POCT has been integrated into the healthcare system to provide laboratory testing outside of the main laboratory with dedicated laboratory testing space. As with any change in delivery of service, there are advantages and disadvantages to the process, testing methods, and outcomes. Some advantages of POCT include:
  • Efficiency: POCT uses efficient work flow process, as the testing is performed at the bedside or in close proximity to the location of patient care. The testing is performed within the clinical management setting. Determination of need for testing is made at the bedside with the testing being implemented within a short time frame.
  • Speed of diagnosis and treatment: Rapid test results with the potential to expedite medical decision-making. The POCT is conducted and medical care can be promptly implemented.
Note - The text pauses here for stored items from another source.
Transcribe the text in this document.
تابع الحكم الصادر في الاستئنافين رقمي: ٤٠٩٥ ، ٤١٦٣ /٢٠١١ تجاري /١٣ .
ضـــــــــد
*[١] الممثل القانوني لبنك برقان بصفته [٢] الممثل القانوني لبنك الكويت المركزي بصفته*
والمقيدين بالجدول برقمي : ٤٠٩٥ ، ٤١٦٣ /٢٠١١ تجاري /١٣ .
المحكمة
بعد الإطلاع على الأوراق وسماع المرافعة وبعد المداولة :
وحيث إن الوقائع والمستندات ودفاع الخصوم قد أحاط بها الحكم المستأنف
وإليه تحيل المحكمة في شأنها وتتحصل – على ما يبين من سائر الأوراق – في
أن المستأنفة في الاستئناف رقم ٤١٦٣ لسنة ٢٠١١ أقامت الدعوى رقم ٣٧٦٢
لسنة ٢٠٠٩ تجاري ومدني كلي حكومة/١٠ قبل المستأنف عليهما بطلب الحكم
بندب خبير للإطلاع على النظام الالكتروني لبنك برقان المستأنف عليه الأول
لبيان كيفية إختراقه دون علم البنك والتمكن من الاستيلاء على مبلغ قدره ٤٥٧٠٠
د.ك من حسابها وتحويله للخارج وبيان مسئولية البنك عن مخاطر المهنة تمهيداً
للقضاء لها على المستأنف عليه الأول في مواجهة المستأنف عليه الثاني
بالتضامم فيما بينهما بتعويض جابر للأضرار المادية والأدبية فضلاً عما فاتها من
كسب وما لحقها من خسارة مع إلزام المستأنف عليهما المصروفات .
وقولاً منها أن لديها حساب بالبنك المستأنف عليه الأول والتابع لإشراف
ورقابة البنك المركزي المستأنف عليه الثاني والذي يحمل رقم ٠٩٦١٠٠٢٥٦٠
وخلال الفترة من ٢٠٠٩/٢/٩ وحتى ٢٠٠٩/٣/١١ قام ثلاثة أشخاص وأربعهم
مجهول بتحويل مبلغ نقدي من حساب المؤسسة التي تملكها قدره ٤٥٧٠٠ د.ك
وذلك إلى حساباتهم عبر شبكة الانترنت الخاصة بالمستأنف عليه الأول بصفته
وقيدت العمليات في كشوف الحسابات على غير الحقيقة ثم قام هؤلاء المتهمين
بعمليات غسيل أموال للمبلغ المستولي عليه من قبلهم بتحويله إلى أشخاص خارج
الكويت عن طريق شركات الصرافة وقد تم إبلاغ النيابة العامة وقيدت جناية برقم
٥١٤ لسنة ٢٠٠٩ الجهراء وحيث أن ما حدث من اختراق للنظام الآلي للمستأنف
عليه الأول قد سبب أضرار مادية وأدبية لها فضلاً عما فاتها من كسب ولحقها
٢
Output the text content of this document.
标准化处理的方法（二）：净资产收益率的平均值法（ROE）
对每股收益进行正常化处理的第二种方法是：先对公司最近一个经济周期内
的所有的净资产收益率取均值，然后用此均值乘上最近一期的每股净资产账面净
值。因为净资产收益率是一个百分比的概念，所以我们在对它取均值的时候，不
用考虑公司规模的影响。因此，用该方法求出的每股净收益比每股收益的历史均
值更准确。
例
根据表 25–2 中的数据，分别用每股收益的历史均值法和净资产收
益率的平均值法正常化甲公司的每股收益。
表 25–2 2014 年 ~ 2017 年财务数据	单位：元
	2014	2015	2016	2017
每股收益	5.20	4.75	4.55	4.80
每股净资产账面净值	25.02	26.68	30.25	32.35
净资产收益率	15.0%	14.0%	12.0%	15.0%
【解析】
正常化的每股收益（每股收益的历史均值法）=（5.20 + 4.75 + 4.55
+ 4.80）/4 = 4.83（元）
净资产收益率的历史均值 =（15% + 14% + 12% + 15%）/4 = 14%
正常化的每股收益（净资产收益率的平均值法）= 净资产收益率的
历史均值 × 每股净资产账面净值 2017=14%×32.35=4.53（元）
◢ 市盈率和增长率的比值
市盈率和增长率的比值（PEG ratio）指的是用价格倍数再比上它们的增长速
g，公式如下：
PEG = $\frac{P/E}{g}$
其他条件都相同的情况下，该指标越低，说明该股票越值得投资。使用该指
In addition to rapid implementation of treatment, the process is more efficient for the physician, as there is not a need to refamiliarize with the case after test results are returned from a central laboratory.
  • Expanded testing capabilities: Provision of laboratory testing in a wide variety of sites both within and outside of the health care facility. Possible non-traditional testing locations or circumstances include, but are not limited to, underserved populations, rural areas, and locations with limited infrastructure or personnel (eg, disaster, accident, or military sites).
  • Specimen stability and ease of handling:
    • Unprocessed samples, such as whole blood, that do not require centrifugation or processing.
    • Reduced potential for sample deterioration, since most POCT is initiated and performed rapidly once the sample is obtained. Potential changes may occur to samples sent to the central laboratory due to analyte instability, exposure to the environment, cellular metabolism, and temperature variation.
    • Sample volume influences patient convenience with less blood loss and anemia for patients requiring frequent testing, as well as neonatal and pediatric benefit with a reduction in specimen volume.
  • Lean process: Leaner because fewer steps are necessary to produce the result, including the elimination of processing and aliquoting, the need to transport the specimen to the core laboratory, and communicating results back to the clinical staff.
  • Portable devices:
    • Diminished space requirements for operation and storage.
    • Wide menu of analytes.
    • Allows testing to be performed in a variety of locations.
    • Flexibility to meet the diversity of medical needs.
  • Improved patient outcomes: The immediately availability of test results can be linked to patient management to facilitate movement of individual patients through the system faster or to allow for handling of more patients in a diminished time frame.